EACR 21, 26—29 June 2010, Oslo
Interview with Professor Arnold Levine (Cancer Institute of New Jersey, USA)
The role of tumour suppressor cells in the prevention of cancer
My field of study for literally all my career, 40 years, 41 years in my career, has been cancer biology. I started off by studying viruses that cause cancer and that led me to study proteins that interact with viral proteins that cause cancer. Some of those proteins turned out to be important in the origins of human cancer; in particular the p53 protein and the p53 gene was discovered first by its interaction with an oncogene from a virus that causes cancer in animals. That led us back to the gene and the gene led us back to mutations in humans and today we now understand that about 50% of human beings that have cancer have mutations in the p53 gene.
In the United States there are about 250 families that inherit p53 mutations and anyone who inherits a p53 mutation will, with 100% probability, develop cancer, up to five independent cancers over a lifetime. So that’s called Li-Fraumeni syndrome. The great majority of p53 mutations in cancer are spontaneous somatic mutations and these inactivate the function of the gene and it’s these inactivations that lead to cancer. So that means that the protein that the gene p53 encodes prevents cancer, and that’s why it’s called a tumour suppressor gene.
What were you talking about at EACR 2010?
p53 is usually one of the mutations that will give rise to cancer and so it would be common to find five or six different mutations in critical genes, some of which are oncogenes, others of which are tumour suppressor genes that contribute to cancer.
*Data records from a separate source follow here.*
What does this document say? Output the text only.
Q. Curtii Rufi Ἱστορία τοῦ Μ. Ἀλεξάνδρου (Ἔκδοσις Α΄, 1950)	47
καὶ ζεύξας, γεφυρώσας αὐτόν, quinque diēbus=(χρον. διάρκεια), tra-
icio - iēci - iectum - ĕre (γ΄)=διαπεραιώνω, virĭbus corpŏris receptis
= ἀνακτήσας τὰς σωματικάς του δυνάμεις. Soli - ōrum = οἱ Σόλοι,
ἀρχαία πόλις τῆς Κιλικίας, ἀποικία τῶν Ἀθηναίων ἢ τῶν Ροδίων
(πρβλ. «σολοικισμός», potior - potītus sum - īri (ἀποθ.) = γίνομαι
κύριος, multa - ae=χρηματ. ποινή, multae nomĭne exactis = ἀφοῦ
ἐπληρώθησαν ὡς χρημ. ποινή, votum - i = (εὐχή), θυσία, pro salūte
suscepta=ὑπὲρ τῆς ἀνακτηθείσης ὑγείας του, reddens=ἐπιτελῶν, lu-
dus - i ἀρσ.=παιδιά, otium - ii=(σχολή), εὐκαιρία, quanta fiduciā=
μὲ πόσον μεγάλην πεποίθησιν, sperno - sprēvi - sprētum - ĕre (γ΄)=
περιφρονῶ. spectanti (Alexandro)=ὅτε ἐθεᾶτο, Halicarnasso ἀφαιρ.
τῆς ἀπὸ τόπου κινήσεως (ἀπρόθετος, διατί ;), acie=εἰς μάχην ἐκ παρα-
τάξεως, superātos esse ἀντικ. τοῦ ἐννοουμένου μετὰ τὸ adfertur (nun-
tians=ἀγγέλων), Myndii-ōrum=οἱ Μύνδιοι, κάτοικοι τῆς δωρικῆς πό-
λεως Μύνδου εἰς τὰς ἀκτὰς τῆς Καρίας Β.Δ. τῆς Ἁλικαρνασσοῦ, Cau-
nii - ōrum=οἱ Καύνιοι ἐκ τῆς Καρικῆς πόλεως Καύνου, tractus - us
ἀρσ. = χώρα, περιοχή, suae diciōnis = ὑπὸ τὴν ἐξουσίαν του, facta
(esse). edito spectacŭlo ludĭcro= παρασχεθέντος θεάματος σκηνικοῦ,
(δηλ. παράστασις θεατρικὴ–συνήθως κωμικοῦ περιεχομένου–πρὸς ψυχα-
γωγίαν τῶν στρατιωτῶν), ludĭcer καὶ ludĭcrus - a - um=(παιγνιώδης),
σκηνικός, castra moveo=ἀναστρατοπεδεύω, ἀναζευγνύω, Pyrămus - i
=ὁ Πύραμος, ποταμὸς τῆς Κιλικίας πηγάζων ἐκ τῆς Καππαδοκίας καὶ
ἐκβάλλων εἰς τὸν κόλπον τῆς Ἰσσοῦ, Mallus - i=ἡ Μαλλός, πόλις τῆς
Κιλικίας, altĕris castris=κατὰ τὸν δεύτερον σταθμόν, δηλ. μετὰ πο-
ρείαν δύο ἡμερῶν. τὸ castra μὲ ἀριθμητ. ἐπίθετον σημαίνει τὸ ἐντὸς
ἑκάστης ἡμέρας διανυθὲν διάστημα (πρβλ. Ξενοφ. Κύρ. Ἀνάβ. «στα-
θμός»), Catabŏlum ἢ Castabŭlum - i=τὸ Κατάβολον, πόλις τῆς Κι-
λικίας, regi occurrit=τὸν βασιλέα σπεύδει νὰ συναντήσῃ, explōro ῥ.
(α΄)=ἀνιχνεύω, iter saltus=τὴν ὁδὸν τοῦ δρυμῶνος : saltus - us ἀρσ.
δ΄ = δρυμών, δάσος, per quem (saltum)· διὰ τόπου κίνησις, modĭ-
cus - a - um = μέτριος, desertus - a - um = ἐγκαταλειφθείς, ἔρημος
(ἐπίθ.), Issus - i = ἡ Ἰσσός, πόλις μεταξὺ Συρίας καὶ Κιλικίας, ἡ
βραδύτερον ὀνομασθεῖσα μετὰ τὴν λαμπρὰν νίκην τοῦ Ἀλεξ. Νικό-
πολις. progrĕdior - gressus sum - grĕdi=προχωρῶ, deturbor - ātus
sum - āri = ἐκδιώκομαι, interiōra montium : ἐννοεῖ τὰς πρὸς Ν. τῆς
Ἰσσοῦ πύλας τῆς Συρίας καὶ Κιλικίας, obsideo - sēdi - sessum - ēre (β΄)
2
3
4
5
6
What we’ve begun to learn is that if you treat the cancer with a drug that will inactivate one of the mutated genes, like an oncogene like ABL for example, if you treat with the drug the ABL protein kinase in chronic myelogenous leukaemia then you’ll stop the cancer. So all five of the mutations appear to be important and central in the growth and the spreading of the cancer and attacking one will be sufficient to stop it. Unfortunately there are then mutations that give rise to resistance to these drugs and so, probably in the long run, the best strategy will be to attack two or three of these mutations.
How is p53’s role in the fidelity of gene transmission relevant to cancer?
With p53, it is involved in fidelity of somatic cell transfer and what happens there is if there is DNA damage and the cell is replicating itself, it duplicates the DNA. The damage site is a site for increased mistakes and that means increased mutation rate. That inactivates tumour suppressor genes, it activates oncogenes and so it raises the probability of cancer. p53 sees this damage in the DNA and it kills the cell, preventing the cell from propagating and restricting the cancer that arises. Its absence, therefore, would give rise to cancer.
The sisters of p53 in the human genome called p63 and p73, they’re related transcription factors, play a very similar role in the germline, especially the female germline. The fidelity of information transfer in the germline, in the egg, to the offspring is very important and if mistakes are made in the germline then you will spontaneously have a mutation that will give rise to an inherited alteration and some subsets, not all of them but some subsets, of these mutations that are passed through the germline could inactivate tumour suppressor genes and begin cancer at a young age in the offspring.
The offspring are at increased cancer risk even if the parents don’t have cancer?
The parents have the propensity to make mistakes in the eggs so the offspring is at risk but the parents don’t have to have that mutation that gave rise to cancer. This is a new concept and the concept would be that there would be inherited mutations that give rise to cancer but it wouldn’t be familial, it wouldn’t be found in the families, it would only be found in the offspring. The only way we’re going to know these are important contributors to cancer is if we see this in five or ten or twenty independent individuals that come from twenty different families. If they come from twenty different families and they have the same mutation which was spontaneous because the egg had that mutation, then we have uncovered a new tumour suppressor gene.
Are you screening for this?
Sure, as soon as the concept became clear we began a study in a large dataset that’s called the Framingham dataset. It’s three generations of individuals who have offspring that have developed cancer in families that don’t seem to have a large rate of cancer, for example. In the Framingham study we can identify about 630 women who have developed early onset breast cancer. It’s those families, the 600 or so families, that would be at potential risk for a spontaneous mutation and we will have the data shortly to test this hypothesis but it’s just a hypothesis at this time.
If this proves to be a correct hypothesis, the long-term goal will be to identify women at risk and then to follow them more closely. Because if the cancer can be found at early times then there’s a higher probability it will be cured.